La tarde del Viernes Santo en Linares volvió a alcanzar su cenit con la salida procesional de la Hermandad del Santísimo Cristo de la Expiración y Nuestra Señora de la Esperanza, que desde las cuatro de la tarde congregó a una multitud frente a la Parroquia de San Francisco de Asís. Bajo la dirección del Hermano Mayor, Manuel Amat Cerón, la corporación, que cuenta con una trayectoria histórica desde su fundación en 1894, puso en la calle un cortejo impecable de 1.105 hermanos que arroparon a sus titulares en una jornada de sol y recogimiento.

El Santísimo Cristo de la Expiración, la imponente talla de Gabino Amaya que fuera restaurada por Luis Álvarez Duarte, avanzó sobre los hombros de sus 105 horquilleros con la solemnidad que le caracteriza, acompañado por los sones de la Banda de Cornetas y Tambores Nuestra Señora del Rosario, mientras que la Virgen de la Esperanza, joya de la escuela levantina del siglo XIX, deslumbró a los presentes tras la restauración completa de su candelería y su corona de salida, piezas que brillaron con especial intensidad gracias al trabajo de recuperación patrimonial.
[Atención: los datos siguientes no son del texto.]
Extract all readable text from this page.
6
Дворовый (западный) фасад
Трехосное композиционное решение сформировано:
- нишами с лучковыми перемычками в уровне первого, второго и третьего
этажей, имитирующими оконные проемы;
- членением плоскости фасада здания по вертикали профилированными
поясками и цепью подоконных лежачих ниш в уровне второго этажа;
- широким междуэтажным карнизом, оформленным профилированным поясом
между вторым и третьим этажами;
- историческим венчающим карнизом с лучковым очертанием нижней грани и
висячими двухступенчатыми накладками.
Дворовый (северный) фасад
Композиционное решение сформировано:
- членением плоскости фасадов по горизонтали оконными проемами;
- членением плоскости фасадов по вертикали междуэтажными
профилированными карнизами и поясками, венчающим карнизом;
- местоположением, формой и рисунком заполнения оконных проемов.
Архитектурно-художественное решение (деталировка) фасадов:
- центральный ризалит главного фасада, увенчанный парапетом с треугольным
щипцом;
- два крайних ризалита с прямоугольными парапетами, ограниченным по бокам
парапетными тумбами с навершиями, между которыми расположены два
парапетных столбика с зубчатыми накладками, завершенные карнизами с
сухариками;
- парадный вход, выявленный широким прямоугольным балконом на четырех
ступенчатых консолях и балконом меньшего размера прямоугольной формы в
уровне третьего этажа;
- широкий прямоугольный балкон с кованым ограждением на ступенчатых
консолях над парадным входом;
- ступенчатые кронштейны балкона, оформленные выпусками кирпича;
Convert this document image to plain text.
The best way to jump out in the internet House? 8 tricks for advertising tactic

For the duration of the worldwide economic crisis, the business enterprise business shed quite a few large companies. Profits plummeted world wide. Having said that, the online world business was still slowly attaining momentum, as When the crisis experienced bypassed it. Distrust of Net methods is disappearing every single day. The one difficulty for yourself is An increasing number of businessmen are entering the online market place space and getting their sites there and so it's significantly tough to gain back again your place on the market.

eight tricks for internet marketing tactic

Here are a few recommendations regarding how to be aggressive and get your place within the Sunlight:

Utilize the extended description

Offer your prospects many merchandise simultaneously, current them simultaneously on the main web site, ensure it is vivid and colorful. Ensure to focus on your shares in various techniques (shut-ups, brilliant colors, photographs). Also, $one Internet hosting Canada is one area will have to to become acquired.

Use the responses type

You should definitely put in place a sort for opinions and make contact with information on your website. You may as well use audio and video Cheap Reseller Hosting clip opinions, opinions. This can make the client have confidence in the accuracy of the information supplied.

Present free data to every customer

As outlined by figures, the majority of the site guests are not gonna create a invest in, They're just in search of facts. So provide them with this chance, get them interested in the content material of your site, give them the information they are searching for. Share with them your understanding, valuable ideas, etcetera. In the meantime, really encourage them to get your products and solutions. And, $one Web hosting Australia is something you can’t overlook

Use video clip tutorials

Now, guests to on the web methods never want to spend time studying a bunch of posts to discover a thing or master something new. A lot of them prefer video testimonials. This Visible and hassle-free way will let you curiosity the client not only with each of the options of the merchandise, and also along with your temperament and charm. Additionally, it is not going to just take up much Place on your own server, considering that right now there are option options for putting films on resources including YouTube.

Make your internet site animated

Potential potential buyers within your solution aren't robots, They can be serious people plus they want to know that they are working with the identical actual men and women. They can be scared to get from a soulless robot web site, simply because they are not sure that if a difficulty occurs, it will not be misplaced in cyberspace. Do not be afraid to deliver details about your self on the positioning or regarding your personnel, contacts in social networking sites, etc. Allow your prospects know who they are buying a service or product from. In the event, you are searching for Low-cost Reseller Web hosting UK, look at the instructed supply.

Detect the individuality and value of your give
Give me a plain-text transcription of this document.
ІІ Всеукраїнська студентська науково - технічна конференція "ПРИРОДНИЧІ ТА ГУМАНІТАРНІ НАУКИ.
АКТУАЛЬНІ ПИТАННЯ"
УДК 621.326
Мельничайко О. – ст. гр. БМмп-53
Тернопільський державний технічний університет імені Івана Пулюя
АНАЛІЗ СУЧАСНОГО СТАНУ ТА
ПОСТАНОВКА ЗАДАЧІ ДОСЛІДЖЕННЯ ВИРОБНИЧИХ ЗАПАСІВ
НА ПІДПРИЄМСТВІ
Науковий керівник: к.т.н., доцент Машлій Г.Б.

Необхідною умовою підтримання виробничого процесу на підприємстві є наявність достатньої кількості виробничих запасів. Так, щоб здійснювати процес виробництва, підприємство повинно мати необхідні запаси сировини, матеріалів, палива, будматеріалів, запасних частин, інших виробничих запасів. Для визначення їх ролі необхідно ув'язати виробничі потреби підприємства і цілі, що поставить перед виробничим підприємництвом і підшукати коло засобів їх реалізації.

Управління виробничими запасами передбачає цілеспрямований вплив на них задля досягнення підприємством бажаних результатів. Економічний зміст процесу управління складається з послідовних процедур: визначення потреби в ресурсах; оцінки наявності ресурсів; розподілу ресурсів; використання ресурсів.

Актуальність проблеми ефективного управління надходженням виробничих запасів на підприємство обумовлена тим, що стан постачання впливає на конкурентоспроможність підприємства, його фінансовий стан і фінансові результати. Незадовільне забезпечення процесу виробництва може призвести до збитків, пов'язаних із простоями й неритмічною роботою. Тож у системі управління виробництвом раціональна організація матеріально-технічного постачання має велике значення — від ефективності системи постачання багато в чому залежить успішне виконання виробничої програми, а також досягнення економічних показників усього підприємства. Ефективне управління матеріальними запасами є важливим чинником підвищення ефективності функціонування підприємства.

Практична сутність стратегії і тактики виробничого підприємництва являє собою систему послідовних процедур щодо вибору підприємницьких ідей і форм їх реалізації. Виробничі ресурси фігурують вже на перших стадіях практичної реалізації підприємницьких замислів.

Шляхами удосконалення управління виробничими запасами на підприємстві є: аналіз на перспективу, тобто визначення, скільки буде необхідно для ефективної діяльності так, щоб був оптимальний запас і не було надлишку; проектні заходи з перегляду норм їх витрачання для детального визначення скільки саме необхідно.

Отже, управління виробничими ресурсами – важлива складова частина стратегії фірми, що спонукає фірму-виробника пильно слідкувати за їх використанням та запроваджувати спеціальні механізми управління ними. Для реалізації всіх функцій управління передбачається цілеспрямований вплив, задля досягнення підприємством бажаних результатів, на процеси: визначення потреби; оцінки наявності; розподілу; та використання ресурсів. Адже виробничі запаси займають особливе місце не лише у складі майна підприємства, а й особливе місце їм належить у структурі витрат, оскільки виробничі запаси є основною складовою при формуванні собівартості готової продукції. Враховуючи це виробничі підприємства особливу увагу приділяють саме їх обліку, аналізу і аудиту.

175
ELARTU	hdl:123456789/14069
El momento de mayor carga simbólica se vivió a las cinco y media de la tarde con la Ceremonia de la Expiración, un acto que detuvo el tiempo antes de que la cofradía se adentrara en el corazón de la ciudad. El desfile permitió admirar el nuevo banderín de la Banda de Cabecera, otro de los grandes estrenos de este año que se sumó al rico patrimonio de la hermandad. El itinerario transcurrió con fluidez por puntos emblemáticos como la Plaza del Ayuntamiento y el Pasaje del Comercio, alcanzando la Carrera Oficial a las ocho y cuarto de la tarde ante una gran expectación de público.

La elegancia de los horquilleros de la Virgen y la armonía de la Sociedad Filarmónica María Inmaculada marcaron el paso de un palio que es referente de la Semana Santa linarense por su iconografía. Cabe destacar el detalle de la rosa a los pies del Señor, que simboliza la última gota vertida en el Gólgota. El cierre de la estación de penitencia se produjo de manera escalonada, con la entrada del Cristo a las diez de la noche y el emotivo encierro de la Virgen de la Esperanza a las once, poniendo fin a un Viernes Santo donde la fe y la belleza volvieron a caminar de la mano por las calles de Linares.